Wondering why serums and creams come in fancy colored bottles? “That’s because vitamin C breaks down when exposed to light or air. Therefore, dark glass bottles help to maintain its stability and effectiveness,” says Dr. Bharija.
VLCC has banked on consumer insights to enter the space. The company, which recently launched clay masks, face washes, serums and creams in the category, says the purchase of products on the market has far exceeded its expectations. “Pickup and repeat orders have been the fastest among our last 4-5 launches,” says Jayant Khosla, MD and Group Leader, VLCC.
Samir Modi of Colorbar Cosmetics also can’t help but talk about his new Hemp + Vitamin C line. There’s just one problem though. “The whole range is out of stock. We only launched the range last month, but it’s completely sold out as we speak,” says the company’s founder and managing director.
Premium Ayurvedic and herbal brand JustHerbs this week launched its vitamin C line based on the humble Indian berry Amla. “Despite having more than 20 times more vitamin C than oranges, Amla doesn’t really belong among trendy skincare ingredients. As a brand committed to ensuring that the Ayurveda is connecting with the millennial consumer, we thought this would be a great opportunity to popularize Amla given the wave of vitamin C in skincare,” said CEO Arush Kapoor.
Summer is also the time when most people can’t tolerate heavier creams and harsh UV rays. A hint of citrus seems to do the magic. “It not only protects against UV rays, maintains healthy collagen, but also reduces hyperpigmentation and evens out skin tones,” says Dr. Kashish Kalra, Department Head, Dermatology, Max Smart Hospital, New Delhi.

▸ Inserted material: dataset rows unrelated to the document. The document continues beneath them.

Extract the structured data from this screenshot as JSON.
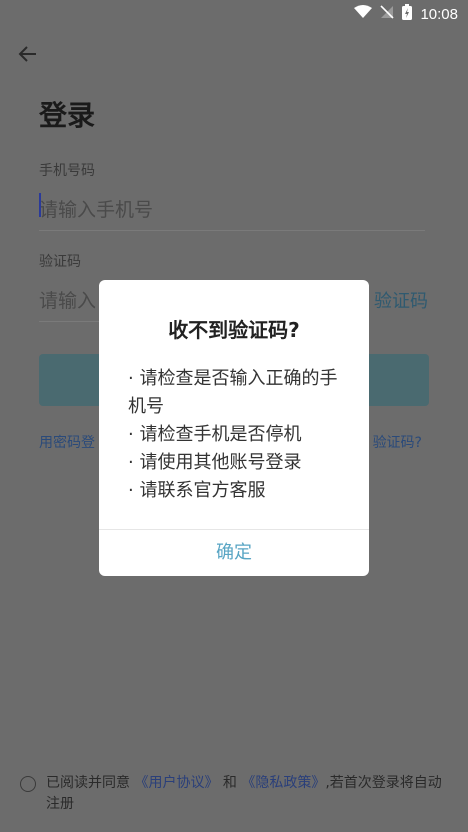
{
  "status_bar": {
    "time": "10:08"
  },
  "page": {
    "title": "登录",
    "phone_label": "手机号码",
    "phone_placeholder": "请输入手机号",
    "code_label": "验证码",
    "code_placeholder_partial": "请输入",
    "get_code_partial": "验证码",
    "link_left_partial": "用密码登",
    "link_right_partial": "验证码?"
  },
  "agreement": {
    "prefix": "已阅读并同意",
    "user_agreement": "《用户协议》",
    "and": "和",
    "privacy_policy": "《隐私政策》",
    "suffix": ",若首次登录将自动注册"
  },
  "dialog": {
    "title": "收不到验证码?",
    "items": [
      "· 请检查是否输入正确的手机号",
      "· 请检查手机是否停机",
      "· 请使用其他账号登录",
      "· 请联系官方客服"
    ],
    "ok_label": "确定"
  }
}
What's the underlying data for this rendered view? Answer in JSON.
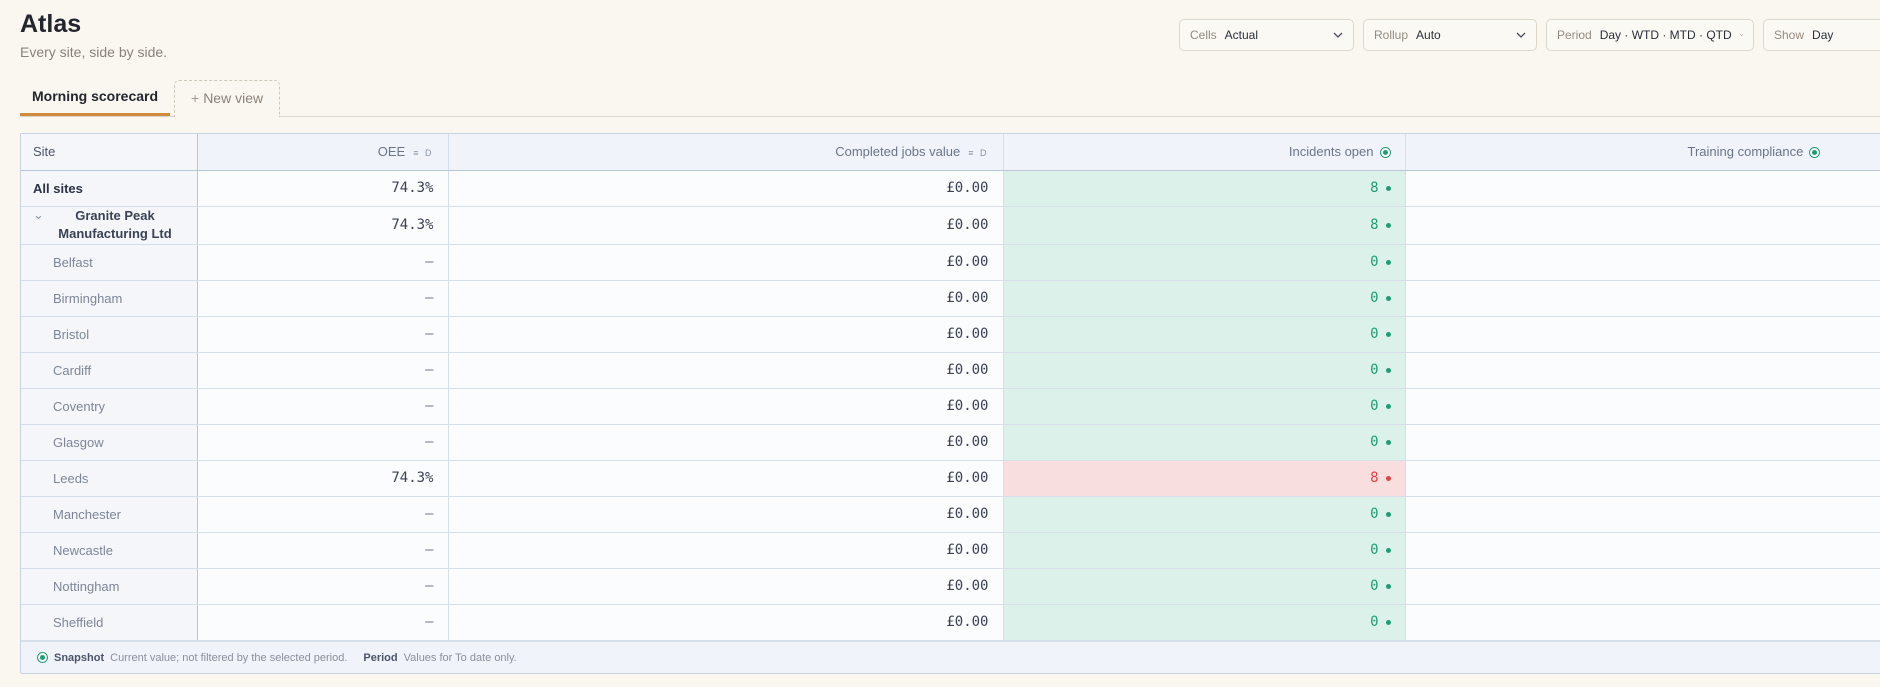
{
  "app": {
    "title": "Atlas",
    "subtitle": "Every site, side by side."
  },
  "filters": [
    {
      "label": "Cells",
      "value": "Actual"
    },
    {
      "label": "Rollup",
      "value": "Auto"
    },
    {
      "label": "Period",
      "value": "Day · WTD · MTD · QTD"
    },
    {
      "label": "Show",
      "value": "Day"
    }
  ],
  "tabs": {
    "active": "Morning scorecard",
    "new_view": "New view"
  },
  "columns": {
    "site": "Site",
    "oee": "OEE",
    "jobs": "Completed jobs value",
    "incidents": "Incidents open",
    "training": "Training compliance",
    "col_icons": "≡ D"
  },
  "rows": [
    {
      "site": "All sites",
      "oee": "74.3%",
      "jobs": "£0.00",
      "incidents": "8",
      "incident_status": "ok",
      "training": "—"
    },
    {
      "site": "Granite Peak Manufacturing Ltd",
      "oee": "74.3%",
      "jobs": "£0.00",
      "incidents": "8",
      "incident_status": "ok",
      "training": "—"
    },
    {
      "site": "Belfast",
      "oee": "—",
      "jobs": "£0.00",
      "incidents": "0",
      "incident_status": "ok",
      "training": "—"
    },
    {
      "site": "Birmingham",
      "oee": "—",
      "jobs": "£0.00",
      "incidents": "0",
      "incident_status": "ok",
      "training": "—"
    },
    {
      "site": "Bristol",
      "oee": "—",
      "jobs": "£0.00",
      "incidents": "0",
      "incident_status": "ok",
      "training": "—"
    },
    {
      "site": "Cardiff",
      "oee": "—",
      "jobs": "£0.00",
      "incidents": "0",
      "incident_status": "ok",
      "training": "—"
    },
    {
      "site": "Coventry",
      "oee": "—",
      "jobs": "£0.00",
      "incidents": "0",
      "incident_status": "ok",
      "training": "—"
    },
    {
      "site": "Glasgow",
      "oee": "—",
      "jobs": "£0.00",
      "incidents": "0",
      "incident_status": "ok",
      "training": "—"
    },
    {
      "site": "Leeds",
      "oee": "74.3%",
      "jobs": "£0.00",
      "incidents": "8",
      "incident_status": "alert",
      "training": "—"
    },
    {
      "site": "Manchester",
      "oee": "—",
      "jobs": "£0.00",
      "incidents": "0",
      "incident_status": "ok",
      "training": "—"
    },
    {
      "site": "Newcastle",
      "oee": "—",
      "jobs": "£0.00",
      "incidents": "0",
      "incident_status": "ok",
      "training": "—"
    },
    {
      "site": "Nottingham",
      "oee": "—",
      "jobs": "£0.00",
      "incidents": "0",
      "incident_status": "ok",
      "training": "—"
    },
    {
      "site": "Sheffield",
      "oee": "—",
      "jobs": "£0.00",
      "incidents": "0",
      "incident_status": "ok",
      "training": "—"
    }
  ],
  "legend": {
    "snapshot_label": "Snapshot",
    "snapshot_text": "Current value; not filtered by the selected period.",
    "period_label": "Period",
    "period_text": "Values for To date only."
  },
  "colors": {
    "accent": "#d08a3c",
    "ok": "#1e9e76",
    "ok_bg": "#dbf1ea",
    "alert": "#e04545",
    "alert_bg": "#f8dede"
  }
}
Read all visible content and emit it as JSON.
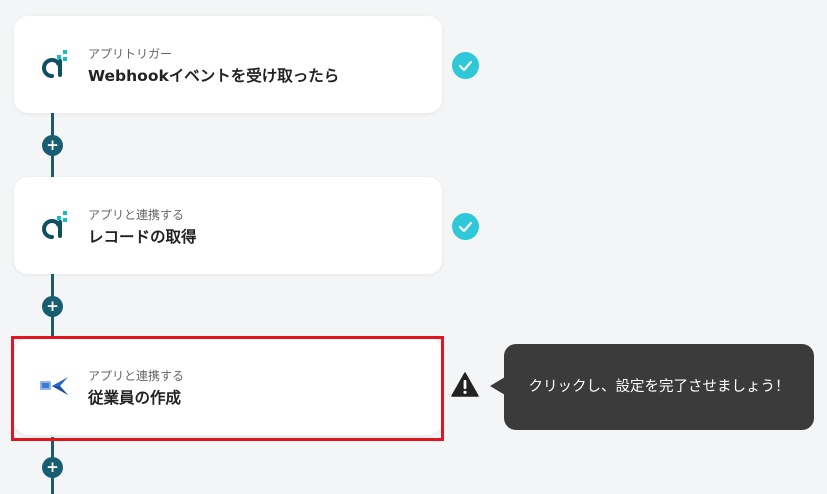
{
  "flow": {
    "steps": [
      {
        "subtitle": "アプリトリガー",
        "title": "Webhookイベントを受け取ったら",
        "app_icon": "yoom-d-icon",
        "status": "completed"
      },
      {
        "subtitle": "アプリと連携する",
        "title": "レコードの取得",
        "app_icon": "yoom-d-icon",
        "status": "completed"
      },
      {
        "subtitle": "アプリと連携する",
        "title": "従業員の作成",
        "app_icon": "employee-app-icon",
        "status": "warning"
      }
    ],
    "add_button_label": "+",
    "tooltip": "クリックし、設定を完了させましょう！"
  },
  "colors": {
    "connector": "#1e5a6e",
    "add_button": "#175e73",
    "check": "#2ec8d8",
    "highlight": "#e3151e",
    "tooltip_bg": "#3b3b3b"
  }
}
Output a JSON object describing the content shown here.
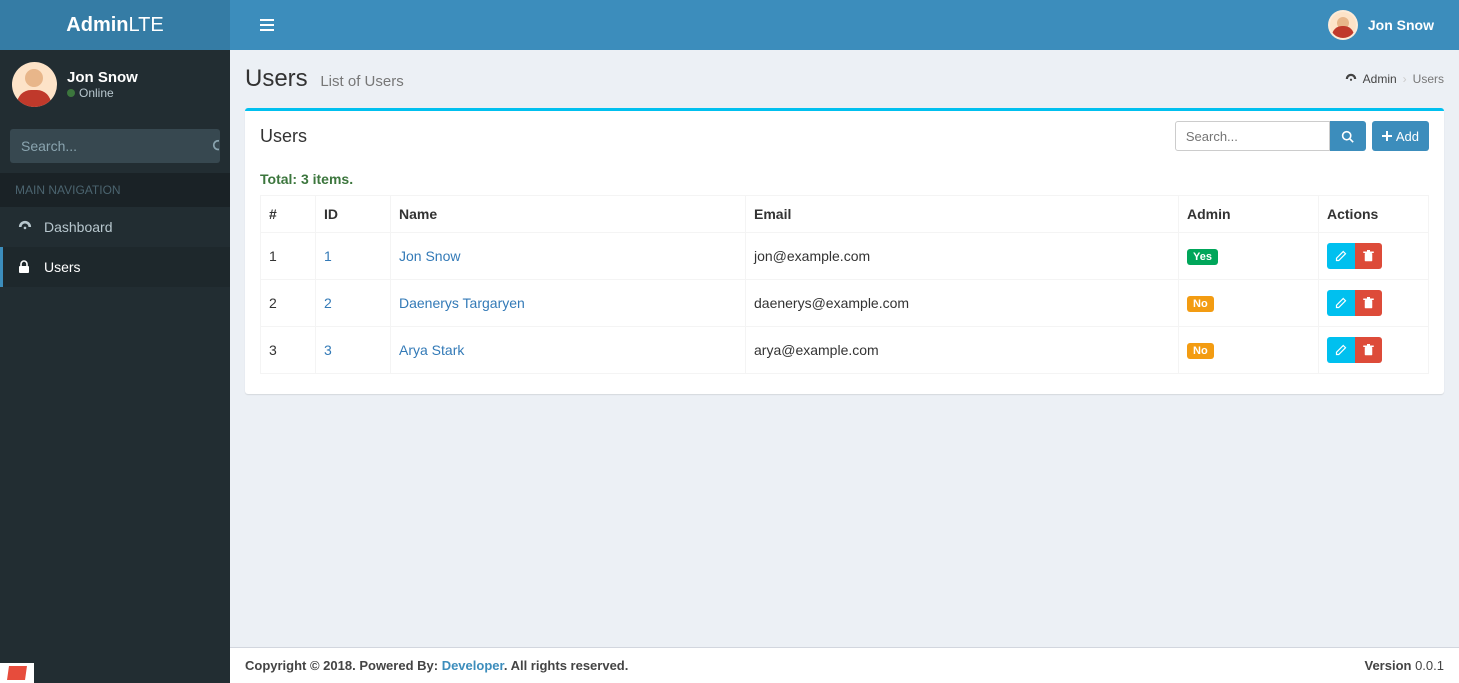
{
  "brand": {
    "bold": "Admin",
    "light": "LTE"
  },
  "header": {
    "user_name": "Jon Snow"
  },
  "sidebar": {
    "user_name": "Jon Snow",
    "status": "Online",
    "search_placeholder": "Search...",
    "section_header": "MAIN NAVIGATION",
    "items": [
      {
        "label": "Dashboard"
      },
      {
        "label": "Users"
      }
    ]
  },
  "page": {
    "title": "Users",
    "subtitle": "List of Users",
    "breadcrumb_root": "Admin",
    "breadcrumb_current": "Users"
  },
  "box": {
    "title": "Users",
    "search_placeholder": "Search...",
    "add_label": "Add"
  },
  "grid": {
    "summary": "Total: 3 items.",
    "headers": {
      "num": "#",
      "id": "ID",
      "name": "Name",
      "email": "Email",
      "admin": "Admin",
      "actions": "Actions"
    },
    "admin_yes": "Yes",
    "admin_no": "No",
    "rows": [
      {
        "num": "1",
        "id": "1",
        "name": "Jon Snow",
        "email": "jon@example.com",
        "admin": true
      },
      {
        "num": "2",
        "id": "2",
        "name": "Daenerys Targaryen",
        "email": "daenerys@example.com",
        "admin": false
      },
      {
        "num": "3",
        "id": "3",
        "name": "Arya Stark",
        "email": "arya@example.com",
        "admin": false
      }
    ]
  },
  "footer": {
    "copyright": "Copyright © 2018. Powered By: ",
    "developer": "Developer",
    "rights": ". All rights reserved.",
    "version_label": "Version",
    "version": " 0.0.1"
  }
}
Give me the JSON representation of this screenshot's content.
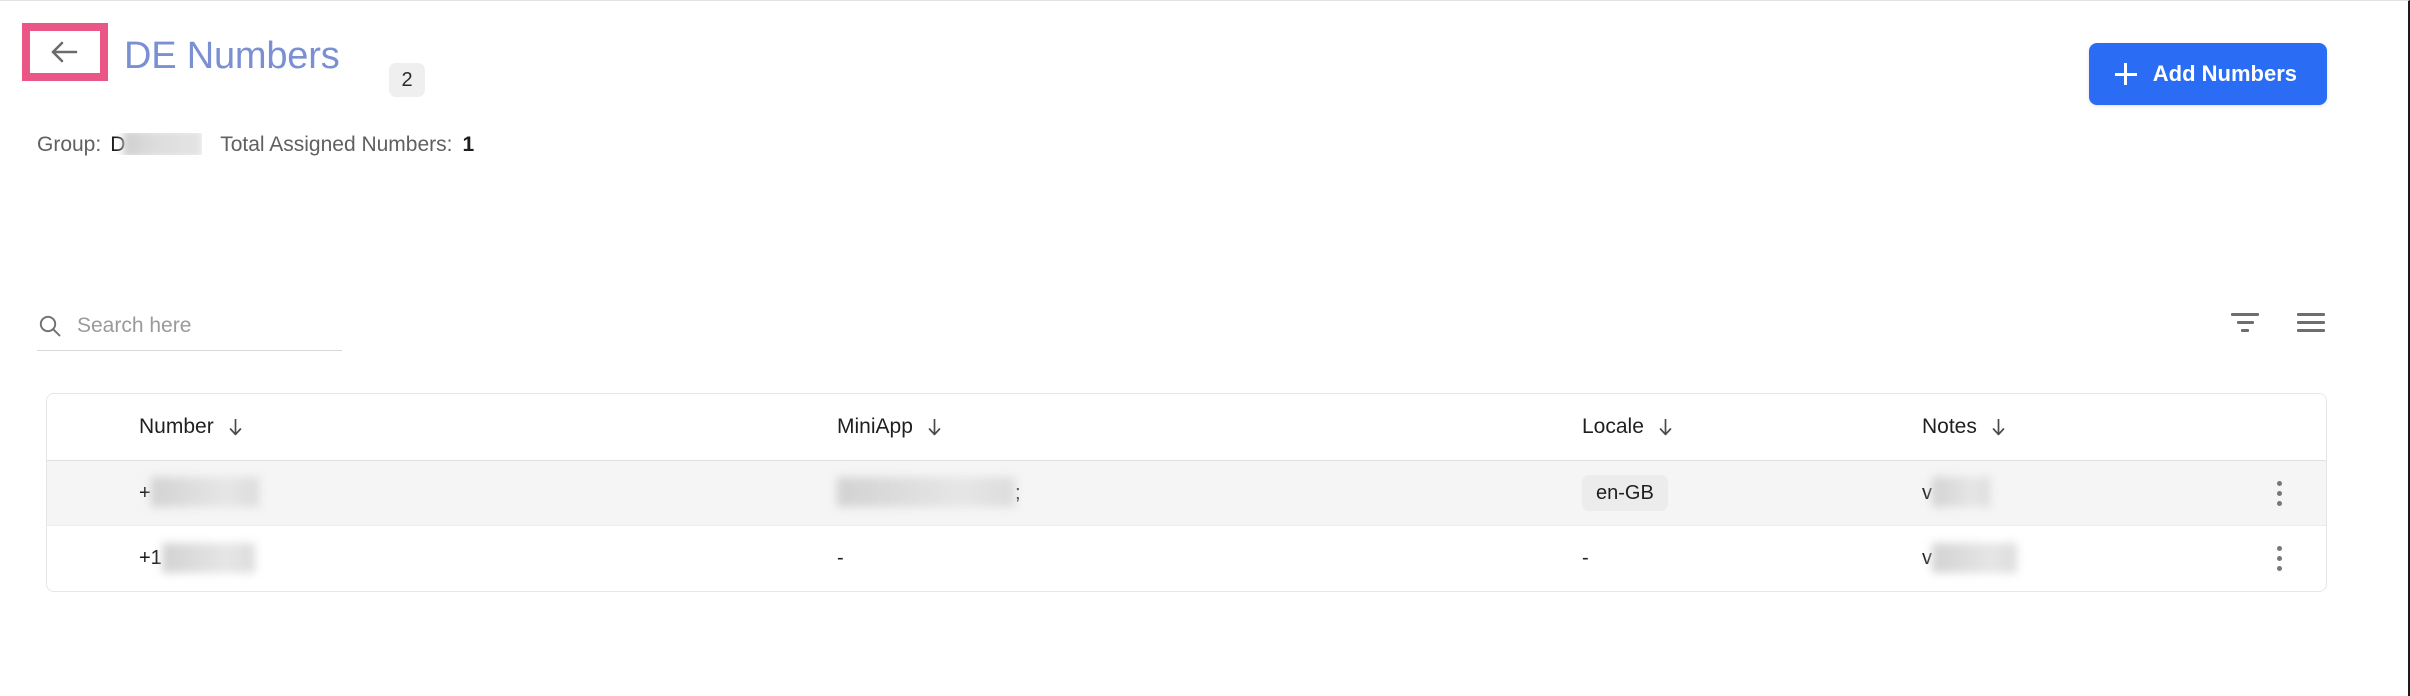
{
  "header": {
    "back_icon": "arrow-left-icon",
    "title": "DE Numbers",
    "count_badge": "2",
    "add_button_label": "Add Numbers",
    "add_button_icon": "plus-icon",
    "highlight_color": "#ea5685",
    "accent_color": "#2a6df4",
    "title_color": "#7b90d3"
  },
  "meta": {
    "group_label": "Group:",
    "group_value": "D",
    "total_label": "Total Assigned Numbers:",
    "total_value": "1"
  },
  "search": {
    "placeholder": "Search here",
    "value": "",
    "icon": "search-icon"
  },
  "tools": [
    {
      "name": "filter-icon",
      "label": "Filter"
    },
    {
      "name": "list-view-icon",
      "label": "List options"
    }
  ],
  "table": {
    "columns": [
      {
        "label": "Number",
        "sort_icon": "arrow-down-icon"
      },
      {
        "label": "MiniApp",
        "sort_icon": "arrow-down-icon"
      },
      {
        "label": "Locale",
        "sort_icon": "arrow-down-icon"
      },
      {
        "label": "Notes",
        "sort_icon": "arrow-down-icon"
      }
    ],
    "rows": [
      {
        "number_prefix": "+",
        "number_redacted": true,
        "number_redacted_width": 108,
        "miniapp": "",
        "miniapp_redacted": true,
        "miniapp_redacted_width": 178,
        "miniapp_suffix": ";",
        "locale": "en-GB",
        "locale_is_chip": true,
        "notes_prefix": "v",
        "notes_redacted": true,
        "notes_redacted_width": 58,
        "actions_icon": "kebab-menu-icon"
      },
      {
        "number_prefix": "+1",
        "number_redacted": true,
        "number_redacted_width": 93,
        "miniapp": "-",
        "miniapp_redacted": false,
        "locale": "-",
        "locale_is_chip": false,
        "notes_prefix": "v",
        "notes_redacted": true,
        "notes_redacted_width": 85,
        "actions_icon": "kebab-menu-icon"
      }
    ]
  }
}
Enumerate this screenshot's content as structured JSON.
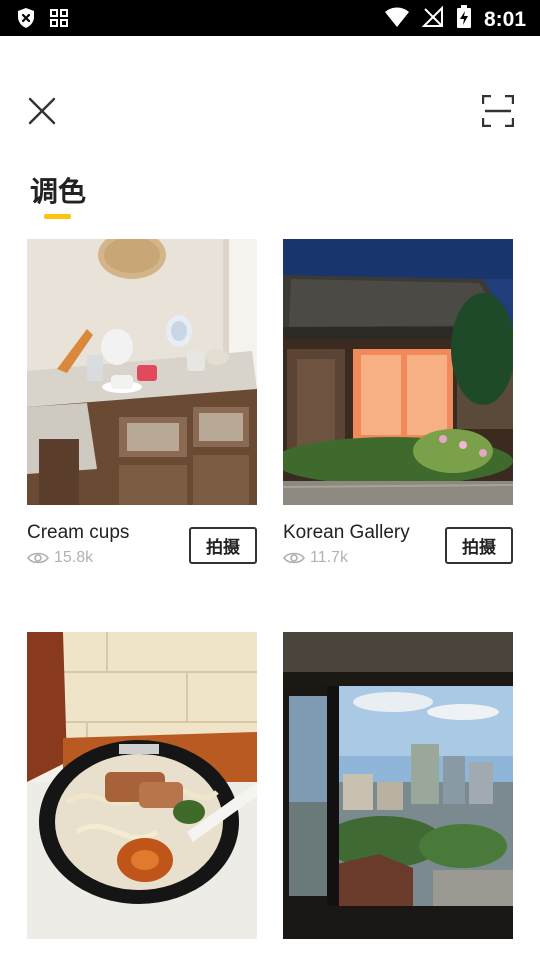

But experts add a caveat. Start with a low concentration and increase gradually, ideally on the recommendation of a dermatologist, as sensitive skin can develop allergies. “The natural form of vitamin C is ascorbic acid, so care must be taken to ensure that the cosmetic product does not contain only ascorbic acid, which can make the solution too acidic. This can cause skin irritation. skin in some people. The combination of vitamin C with certain ingredients can lead to skin irritation. Therefore, when using a vitamin C serum, do a patch test and apply a very thin layer to the skin, consisting of just a few drops,” adds Husain.
Whether it’s uneven skin tone, rough texture, fine lines, acne scars, general dullness or sunburn, influencers and beauty brands make vitamin C a panacea for all skin-related problems. But dermatologists believe that the solution is only superficial.
Even though vitamin C serums and creams are touted as the best summer ingredient for sweet, hydrated sin, experts say it’s not a cure-all, and its over-the-counter sales have skyrocketed sales. “Everything an influencer talks about becomes a fad. The benefits of vitamin C are many, but since they come in different concentrations and everyone’s skin is different, ideally a dermatologist should prescribe them. Most people are unaware of the right concentration and carrier needed for their skin type that ensures penetration of skin barriers. Also, as its use makes the skin sensitive to the sun, it should be followed by sunscreen,” adds Dr. Kalra.
In a frantic race to offer new products, experts also point to the lack of standards to authenticate the quality and concentration of the product. “Vitamin C is core to our business in India. However, our cosmetic regulations in India are not as strict as in the rest of the world. There are different potency levels available in the market from 5 to 20%. There are brands that get without listing all the ingredients, vitamin C source or potency level. Customers need to know the exact formulation. Is it suitable for sensitive skin? Will it require sun protection? What should the regimen be? We need to ask ourselves if our industry is doing enough to educate our customers,” said Antara Kundu of The Body Shop.